Competitors showed up at the first two meetings wondering whether there was any real value there, and if so, what are the aims of the movement at this moment? In the crisp mountain air of Aspen, competitors became colleagues, and colleagues became friends.

Willy Foote at Root Capital, Christine Eibs-Singer at E+Co, Simon Winter of Technoserve, and Andrew Stern at Dalberg were the stalwart members of the voluntary executive committee, and we were joined by thought leader Stace Lindsay and Peter at Aspen to help push the boulder up the mountain for three long and sometimes lonely years.

It was thrilling, then, in the over-crowded and over-heated room to see old colleagues and over 100 new faces join together to talk about how we can work together to find ways to help today’s emerging markets entrepreneurs strive to build their businesses more quickly and more ethically, employ more people in high quality jobs, and serve more customers with products that fill urgent needs.

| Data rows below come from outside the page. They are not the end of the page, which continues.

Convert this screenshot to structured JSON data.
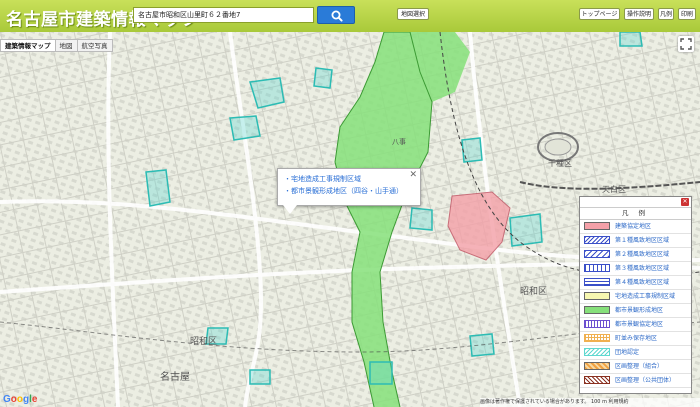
{
  "header": {
    "title": "名古屋市建築情報マップ",
    "search_value": "名古屋市昭和区山里町６２番地7",
    "map_select": "地図選択",
    "top_page": "トップページ",
    "manual": "操作説明",
    "legend": "凡例",
    "print": "印刷"
  },
  "tabs": [
    {
      "label": "建築情報マップ",
      "active": true
    },
    {
      "label": "地図",
      "active": false
    },
    {
      "label": "航空写真",
      "active": false
    }
  ],
  "map": {
    "place_labels": {
      "showa_ku": "昭和区",
      "shiratori": "天白区",
      "nagoya_univ": "名古屋",
      "yagoto": "八事",
      "chikusa": "千種区",
      "showa2": "昭和区"
    }
  },
  "popup": {
    "lines": [
      "・宅地造成工事規制区域",
      "・都市景観形成地区（四谷・山手通）"
    ]
  },
  "legend": {
    "title": "凡 例",
    "items": [
      {
        "label": "建築協定地区",
        "color": "#f4a0a8",
        "pattern": "solid"
      },
      {
        "label": "第１種風致地区区域",
        "color": "#3a4fc8",
        "pattern": "hatch"
      },
      {
        "label": "第２種風致地区区域",
        "color": "#3a4fc8",
        "pattern": "hatch2"
      },
      {
        "label": "第３種風致地区区域",
        "color": "#3a4fc8",
        "pattern": "hatch3"
      },
      {
        "label": "第４種風致地区区域",
        "color": "#3a4fc8",
        "pattern": "hatch4"
      },
      {
        "label": "宅地造成工事規制区域",
        "color": "#f7f7b0",
        "pattern": "solid"
      },
      {
        "label": "都市景観形成地区",
        "color": "#86e07a",
        "pattern": "solid"
      },
      {
        "label": "都市景観協定地区",
        "color": "#6b4fd0",
        "pattern": "vert"
      },
      {
        "label": "町並み保存地区",
        "color": "#f0b050",
        "pattern": "grid"
      },
      {
        "label": "団地認定",
        "color": "#5fd8d0",
        "pattern": "hatch"
      },
      {
        "label": "区画整理（組合）",
        "color": "#f0a040",
        "pattern": "solid2"
      },
      {
        "label": "区画整理（公共団体）",
        "color": "#8a3020",
        "pattern": "hatch5"
      }
    ]
  },
  "footer": {
    "google": "Google",
    "copyright": "画像は著作権で保護されている場合があります。  100 m    利用規約"
  },
  "colors": {
    "header_green": "#a9c93a",
    "landscape_green": "#86e07a",
    "agreement_pink": "#f4a0a8",
    "danchi_cyan": "#5fd8d0",
    "link_blue": "#2f6bc8"
  }
}
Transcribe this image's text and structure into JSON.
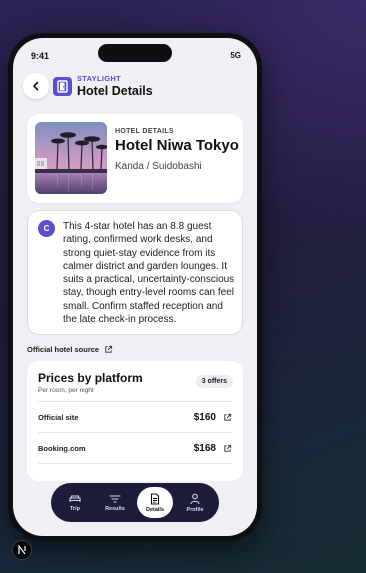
{
  "status_bar": {
    "time": "9:41",
    "network": "5G"
  },
  "header": {
    "brand": "STAYLIGHT",
    "title": "Hotel Details"
  },
  "hotel": {
    "section_label": "HOTEL DETAILS",
    "name": "Hotel Niwa Tokyo",
    "area": "Kanda / Suidobashi"
  },
  "description": {
    "avatar_letter": "C",
    "text": "This 4-star hotel has an 8.8 guest rating, confirmed work desks, and strong quiet-stay evidence from its calmer district and garden lounges. It suits a practical, uncertainty-conscious stay, though entry-level rooms can feel small. Confirm staffed reception and the late check-in process."
  },
  "source_link": "Official hotel source",
  "prices": {
    "title": "Prices by platform",
    "subtitle": "Per room, per night",
    "offers_badge": "3 offers",
    "rows": [
      {
        "platform": "Official site",
        "price": "$160"
      },
      {
        "platform": "Booking.com",
        "price": "$168"
      }
    ]
  },
  "tabs": [
    {
      "label": "Trip",
      "icon": "bed-icon"
    },
    {
      "label": "Results",
      "icon": "filter-icon"
    },
    {
      "label": "Details",
      "icon": "document-icon",
      "active": true
    },
    {
      "label": "Profile",
      "icon": "person-icon"
    }
  ],
  "colors": {
    "accent": "#5a4fcf",
    "tabbar": "#1c1c3a"
  }
}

Randall Kempner, the new executive director, guided the day with energy, humility and humor, just the right recipe to fuel the momentum of the movement; ANDE was off to a great start. In a time when the world is questioning the very role that global capitalism should play in development, Tuesday morning’s launch of ANDE was a bright spot that may be viewed in 50 years as a turning point in a new approach to development and to capitalism.